Among dispute resolution options involving strata properties, going to court is an available mechanism. The expensive nature of this remedy usually makes it the least desirable option – typically used only as a last resort.
Strata lot owners may sue the strata corporation itself or the corporation as a representative of strata owners. Such suits may pertain to issues involving:
- The rules or bylaws of the strata corporation
- The actions or omissions of the corporation
- Common property
- Common assets
The corporation may also sue an owner on behalf of one or more other owners. In such cases, the matter must relate only to their strata lots of the parties involved in the suit.
Strata corporations and lot owners may sue at any level of court.
Small claims court
In order to bring a strata dispute to small claims court, a few conditions must be observed. The claim must:
- Fall within a government set monetary limit
- Relate to matters involving:
- personal property recovery
- damages or debts
- specific performance of an agreement
- personal property claims
The Supreme Court of British Columbia
Strata corporations and owners may bring actions in front of the Supreme Court of British Columbia. They may also ask for various orders.

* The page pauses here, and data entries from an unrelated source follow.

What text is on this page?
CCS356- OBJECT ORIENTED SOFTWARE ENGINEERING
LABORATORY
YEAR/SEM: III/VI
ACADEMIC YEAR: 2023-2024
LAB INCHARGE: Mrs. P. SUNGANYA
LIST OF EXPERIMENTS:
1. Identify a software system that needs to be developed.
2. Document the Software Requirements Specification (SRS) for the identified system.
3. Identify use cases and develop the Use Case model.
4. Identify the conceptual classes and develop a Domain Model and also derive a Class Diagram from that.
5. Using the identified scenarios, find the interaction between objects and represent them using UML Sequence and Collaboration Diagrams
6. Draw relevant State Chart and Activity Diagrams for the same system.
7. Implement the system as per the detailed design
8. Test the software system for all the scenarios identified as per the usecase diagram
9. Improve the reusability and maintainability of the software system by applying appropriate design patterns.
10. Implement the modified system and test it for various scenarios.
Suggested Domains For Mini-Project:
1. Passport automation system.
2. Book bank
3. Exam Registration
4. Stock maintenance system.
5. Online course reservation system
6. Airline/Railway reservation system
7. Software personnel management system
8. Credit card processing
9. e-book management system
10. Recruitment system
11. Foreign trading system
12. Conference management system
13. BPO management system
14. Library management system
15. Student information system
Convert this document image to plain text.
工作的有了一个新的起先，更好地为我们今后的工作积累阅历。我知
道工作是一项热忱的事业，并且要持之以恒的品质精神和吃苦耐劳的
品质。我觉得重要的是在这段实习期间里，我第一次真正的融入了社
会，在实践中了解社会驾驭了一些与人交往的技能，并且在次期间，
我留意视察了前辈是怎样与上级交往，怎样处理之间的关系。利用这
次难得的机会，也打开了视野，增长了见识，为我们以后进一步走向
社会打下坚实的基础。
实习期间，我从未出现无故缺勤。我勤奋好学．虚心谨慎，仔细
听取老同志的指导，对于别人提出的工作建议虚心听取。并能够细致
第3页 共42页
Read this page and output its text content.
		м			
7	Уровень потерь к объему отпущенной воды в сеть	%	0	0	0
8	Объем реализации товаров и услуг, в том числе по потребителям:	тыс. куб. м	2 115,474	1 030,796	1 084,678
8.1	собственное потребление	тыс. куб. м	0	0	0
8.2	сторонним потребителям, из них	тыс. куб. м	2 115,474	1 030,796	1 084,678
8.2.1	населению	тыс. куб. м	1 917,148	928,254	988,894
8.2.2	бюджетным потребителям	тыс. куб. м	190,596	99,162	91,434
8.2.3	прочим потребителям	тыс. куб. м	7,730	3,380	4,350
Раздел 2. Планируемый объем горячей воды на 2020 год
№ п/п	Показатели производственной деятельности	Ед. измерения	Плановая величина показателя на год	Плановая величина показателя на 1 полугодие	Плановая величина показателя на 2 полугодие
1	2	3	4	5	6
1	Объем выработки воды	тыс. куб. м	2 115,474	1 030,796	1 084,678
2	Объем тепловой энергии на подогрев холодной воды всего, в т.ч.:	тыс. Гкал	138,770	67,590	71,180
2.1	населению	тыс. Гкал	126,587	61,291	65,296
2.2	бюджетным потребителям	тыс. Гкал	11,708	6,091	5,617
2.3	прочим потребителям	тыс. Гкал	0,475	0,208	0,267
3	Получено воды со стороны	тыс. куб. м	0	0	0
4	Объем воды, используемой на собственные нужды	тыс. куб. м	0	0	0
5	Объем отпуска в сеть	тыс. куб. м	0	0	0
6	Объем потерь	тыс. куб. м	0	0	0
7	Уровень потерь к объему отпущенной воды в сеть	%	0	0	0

Tenants or owners of a unit may ask for orders that are preventative or that have a remedying effect. Orders can pertain to:
- Strata corporation decisions or threatened actions
- The voting rights of an individual who holds 50 per cent or more of the votes
When strata corporations bring a dispute to court, the issues must revolve around:
- Common property or assets
- Strata lot use or enjoyment
- Strata Property Act, regulation or bylaw clarification
Strata corporations or owners are wise to consult with an experienced strata matters lawyer for guidance on selecting the most suitable means for resolving disputes.